Krzysztof Rutkowski stawia zarzuty policji

Doszło do konfliktu na grobie dziecka. Nieważne, czy mam licencję czy jej nie mam, ale pomogłem w tej sprawie - mówi detektyw. KGP: będzie pozew w sprawie wypowiedzi Rutkowskiego

Aktualizacja: 07.02.2012 21:47 Publikacja: 07.02.2012 18:34

Detektyw Krzysztof Rutkowski

Detektyw Krzysztof Rutkowski

Foto: PAP/serwis codzienny, Andrzej Grygiel Andrzej Grygiel

Komenda Główna Policji wystąpi do sądu z pozwem w związku z wypowiedziami Krzysztofa Rutkowskiego, który zarzucił komendantowi głównemu Markowi Działoszyńskiemu kłamstwo w sprawie działań policji zwiazanych z poszukiwaniem Magdy z Sosnowca.

- Pozew jest obecnie przygotowywany; ponieważ zarzuty kierowane pod adresem policji są bardzo poważne, jesteśmy zmuszeni wystąpić na drogę sądową" - powiedział rzecznik komendanta Mariusz Sokołowski.

- Straciłem licencję, bo pomagałem ludziom i wszedłem w konflikt z policją ze Śląska - mówił Krzysztof Rutkowski podczas wtorkowej konferencji.

- Przyjechałem tu tydzień temu i wrzawa jest nie o to, że umarło dziecko, tylko moja licencja. My przyjmujemy wypadek, nie mówimy nic złego o matce. Ale nikt nie zwraca uwagi na tragedię małej Magdy - powiedział Rutkowski. - Nie, nie mam licencji, bo została mi cofnięta na Śląsku, przez komendanta z Łodzi.
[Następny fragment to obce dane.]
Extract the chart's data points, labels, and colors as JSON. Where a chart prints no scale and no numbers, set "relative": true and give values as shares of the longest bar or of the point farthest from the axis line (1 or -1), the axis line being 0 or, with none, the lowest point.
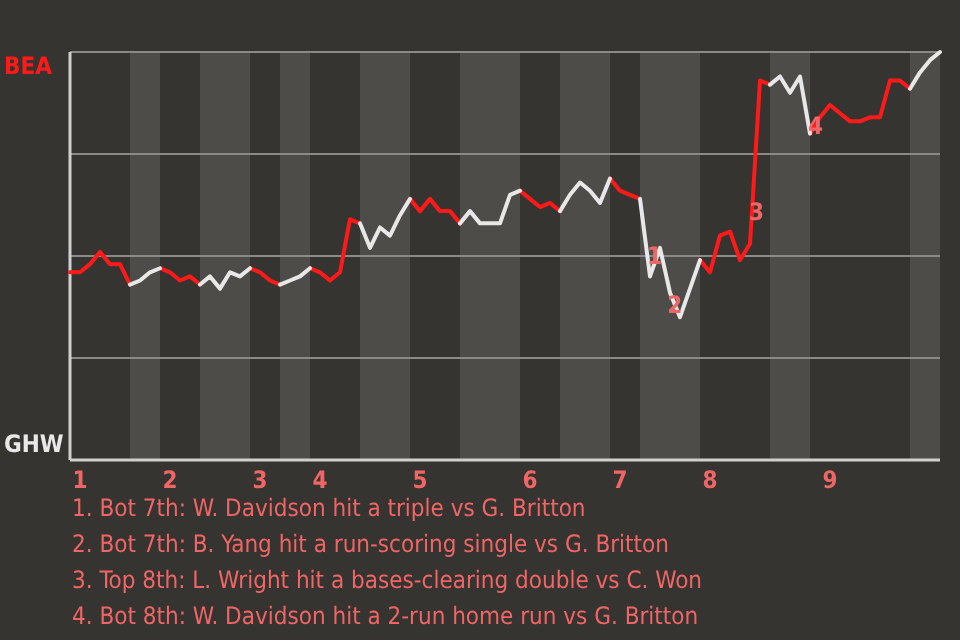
{
  "chart_data": {
    "type": "line",
    "relative": true,
    "categories": [
      null,
      "1",
      null,
      null,
      null,
      null,
      null,
      null,
      null,
      null,
      "2",
      null,
      null,
      null,
      null,
      null,
      null,
      null,
      null,
      "3",
      null,
      null,
      null,
      null,
      null,
      "4",
      null,
      null,
      null,
      null,
      null,
      null,
      null,
      null,
      null,
      "5",
      null,
      null,
      null,
      null,
      null,
      null,
      null,
      null,
      null,
      null,
      "6",
      null,
      null,
      null,
      null,
      null,
      null,
      null,
      null,
      "7",
      null,
      null,
      null,
      null,
      null,
      null,
      null,
      null,
      "8",
      null,
      null,
      null,
      null,
      null,
      null,
      null,
      null,
      null,
      null,
      null,
      "9",
      null,
      null,
      null,
      null,
      null,
      null,
      null,
      null,
      null,
      null,
      null
    ],
    "grid": "y",
    "legend": "left",
    "marker": "none",
    "line_style": "solid",
    "series": [
      {
        "name": "BEA",
        "color": "#ff1a1a",
        "values": [
          0.46,
          0.46,
          0.48,
          0.51,
          0.48,
          0.48,
          0.43,
          null,
          null,
          0.47,
          0.46,
          0.44,
          0.45,
          0.43,
          null,
          null,
          null,
          null,
          0.47,
          0.46,
          0.44,
          0.43,
          null,
          null,
          0.47,
          0.46,
          0.44,
          0.46,
          0.59,
          0.58,
          null,
          null,
          null,
          null,
          0.64,
          0.61,
          0.64,
          0.61,
          0.61,
          0.58,
          null,
          null,
          null,
          null,
          null,
          0.66,
          0.64,
          0.62,
          0.63,
          0.61,
          null,
          null,
          null,
          null,
          0.69,
          0.66,
          0.65,
          0.64,
          null,
          null,
          null,
          null,
          null,
          0.49,
          0.46,
          0.55,
          0.56,
          0.49,
          0.53,
          0.93,
          0.92,
          null,
          null,
          null,
          0.8,
          0.84,
          0.87,
          0.85,
          0.83,
          0.83,
          0.84,
          0.84,
          0.93,
          0.93,
          0.91,
          null,
          null,
          null
        ]
      },
      {
        "name": "GHW",
        "color": "#e8e8e8",
        "values": [
          null,
          null,
          null,
          null,
          null,
          null,
          0.43,
          0.44,
          0.46,
          0.47,
          null,
          null,
          null,
          0.43,
          0.45,
          0.42,
          0.46,
          0.45,
          0.47,
          null,
          null,
          0.43,
          0.44,
          0.45,
          0.47,
          null,
          null,
          null,
          null,
          0.58,
          0.52,
          0.57,
          0.55,
          0.6,
          0.64,
          null,
          null,
          null,
          null,
          0.58,
          0.61,
          0.58,
          0.58,
          0.58,
          0.65,
          0.66,
          null,
          null,
          null,
          0.61,
          0.65,
          0.68,
          0.66,
          0.63,
          0.69,
          null,
          null,
          0.64,
          0.45,
          0.52,
          0.41,
          0.35,
          0.42,
          0.49,
          null,
          null,
          null,
          null,
          null,
          null,
          0.92,
          0.94,
          0.9,
          0.94,
          0.8,
          null,
          null,
          null,
          null,
          null,
          null,
          null,
          null,
          null,
          0.91,
          0.95,
          0.98,
          1.0
        ]
      }
    ],
    "annotations": [
      {
        "text": "1",
        "y": 0.5
      },
      {
        "text": "2",
        "y": 0.38
      },
      {
        "text": "3",
        "y": 0.61
      },
      {
        "text": "4",
        "y": 0.82
      },
      "1. Bot 7th: W. Davidson hit a triple vs G. Britton",
      "2. Bot 7th: B. Yang hit a run-scoring single vs G. Britton",
      "3. Top 8th: L. Wright hit a bases-clearing double vs C. Won",
      "4. Bot 8th: W. Davidson hit a 2-run home run vs G. Britton"
    ]
  }
}
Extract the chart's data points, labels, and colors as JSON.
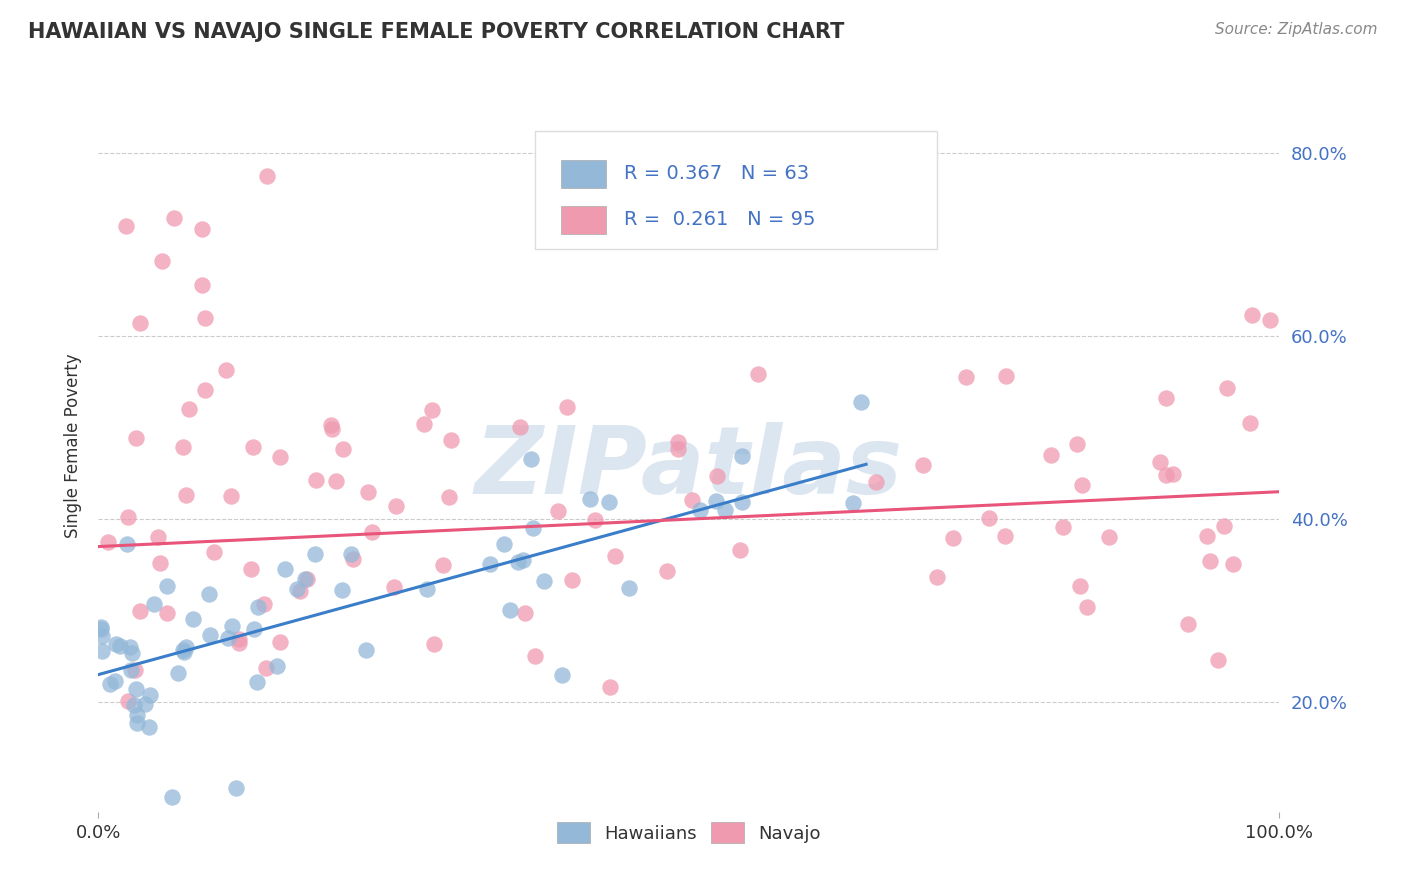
{
  "title": "HAWAIIAN VS NAVAJO SINGLE FEMALE POVERTY CORRELATION CHART",
  "source": "Source: ZipAtlas.com",
  "ylabel": "Single Female Poverty",
  "hawaiian_R": 0.367,
  "hawaiian_N": 63,
  "navajo_R": 0.261,
  "navajo_N": 95,
  "hawaiian_color": "#93b8d8",
  "navajo_color": "#f09ab0",
  "hawaiian_line_color": "#3a7dc9",
  "navajo_line_color": "#e8547a",
  "legend_text_color": "#4472c4",
  "background_color": "#ffffff",
  "grid_color": "#cccccc",
  "watermark_color": "#dce6f0",
  "title_color": "#333333",
  "source_color": "#888888",
  "label_color": "#333333",
  "tick_color": "#4472c4",
  "ytick_positions": [
    0.2,
    0.4,
    0.6,
    0.8
  ],
  "ytick_labels": [
    "20.0%",
    "40.0%",
    "60.0%",
    "80.0%"
  ],
  "ylim": [
    0.08,
    0.88
  ],
  "xlim": [
    0.0,
    1.0
  ]
}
Nie mam pozwolenia na broń palną, bo została mi cofnięta, bo pomagałem ludziom - podsumował Rutkowski.

- Panie premierze, ma pan słabe państwo, bo generałowie ze stażem odchodzą, a przychodzą inni, których nie obchodzi to co się dzieje dodał.

- Ja nie staję przeciwko policji, tylko przeciwko głupim przepisom, które wyszły przy małym przypadku. Co będzie jak będzie większy wypadek? Poradzą sobie policjanci z Sosnowca? - pytał Rutkowski. - To co się dzieje, jest efektem urażonej dumy policji - podsumował.

Rodzina półrocznej Magdy twierdzi, że policja nie udzieliła jej pomocy psychologicznej. - Nikt nie przyszedł do nas do domu, nikt nie zadzwonił do nas i nie powiedział, że takie wsparcie jest możliwe - powiedziała we wtorek babcia Magdy. - Gdyby policjanci przyszli do naszego domu, powiedzieli, że mogą z nami mieszkać, mogą być, mogą obserwować, na pewno wyrazilibyśmy zgodę. Nie uciekalibyśmy się wtedy do pomocy pana Rutkowskiego, jak mielibyśmy wsparcie tutaj. Nami się naprawdę nikt nie zajął - powiedziała.

Zwracając się za pośrednictwem mediów do komendanta głównego policji Marka Działoszyńskiego, kobieta oświadczyła, że choć jest on przekonany o tym, że rodzinie została udzielona pomoc psychologiczna, to "taka sytuacja w ogóle nie miała miejsca". - Nikt nie przyszedł do nas do domu, nikt nie zadzwonił do nas i nie powiedział, że takie wsparcie jest możliwe - powiedziała babcia Magdy.

Odnosząc się do kwestii zaginięcia wnuczki, powiedziała, że zaczęła podejrzewać synową - matkę Magdy - po tym, gdy ta odmówiła poddania się badaniu wariografem.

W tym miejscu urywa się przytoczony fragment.